Exxon, Chevron Likely to Lift 2010 Capital Spending

HOUSTON (Dow Jones), Nov. 13, 2009

Oil giants ExxonMobil Corp. and Chevron Corp. are expected to inch up their capital spending in 2010 and continue their massive investments in major projects in an effort to lift production.

The increases, which would come amid an improved outlook of the global economy and hopes of sustained higher commodity prices, would sharply contrast with rival ConocoPhillips' decision to reduce 12% its next-year capital budget. Some analysts said this reduced level of spending will make it difficult for the Houston-based company to maintain production or continue with projects that require intense capital allocation.

The recent rebound in oil prices to over $79 a barrel from a year's low below $34 in February and forecasts that oil demand would increase next year, could allow ExxonMobil and Chevron to continue boosting their capital spending, which was undeterred by the economic crisis and the subsequent collapse of oil prices from records above $145 a barrel last year.

But Conoco will likely dance to a different tune. On Oct. 7, the company announced a major restructuring to shore up finances that included a cut in its 2010 budget to $11 billion from $12.5 billion in 2009.

Conoco's new budget doesn't leave room for three major expansion projects: the refinery upgrade at Wilhelmshaven in Germany, the Abu Dhabi sour gas project and the Yanbu refinery in Saudi Arabia, said Paul Sankey, an analyst at Deutsche Bank, in a report released Wednesday. Sankey says Conoco, the third largest U.S. oil company by market capitalization, won't hesitate to cancel the projects in the Middle East regardless of "long term diplomatic damage."

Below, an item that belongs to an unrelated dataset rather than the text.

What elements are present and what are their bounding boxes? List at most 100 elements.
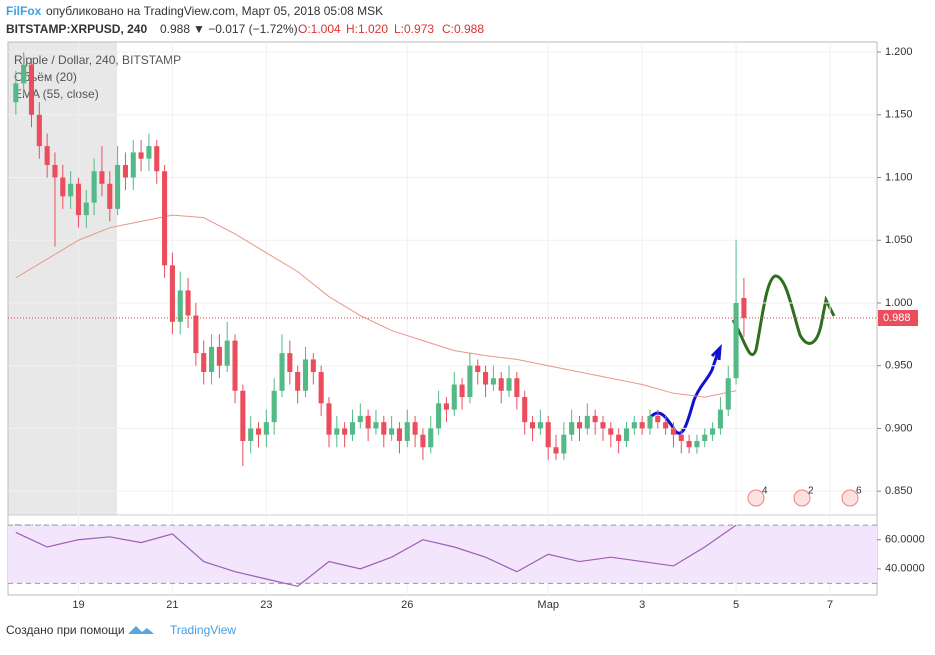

In the case of ExxonMobil, the Irving, Texas-based company is expected to spend in 2010 at the high-end of its previously announced target of $25 billion to $30 billion per year, said Fadel Gheit, analyst at Oppenheimer & Co. Inc. A substantial part of Exxon's 2010 budget, which will be announced in March, would go toward the first allocation of the massive, Chevron-led Gorgon liquefied natural gas project in Australia that was sanctioned in September and has a pricetag of $37.1 billion.

Exxon said this year's budget, which the company said last month will be unchanged from its 2008 budget but $3 billion lower than the company's initial forecast, benefited from lower costs and delays in projects approvals.

The Gorgon project is also expected to be a big chunk of San Ramon, Calif.-based Chevron's next-year capital budget, which will be unveiled in December. Chevron, whose 2009 capital budget is $22.8 billion, has several multi-billion dollars projects that need capital outlays, which would boost spending.

"I can't imagine with all the projects Chevron has in the pipeline that their budget will be any lower than this year," said Phil Weiss, analyst at Argus Research in New York. "They have a lot going on."

The three largest U.S. oil companies by market value are also seen as slightly raising their dividends and maintaining their conservative approach to share repurchases. It's unlikely that Chevron or Conoco will reinstate their share-buyback programs--which were suspended last year. ExxonMobil is expected to continue to be the only oil major buying back stock, but at a reduced pace of about $2 billion per quarter, said Pavel Molchanov, a Houston-based analyst with Raymond James.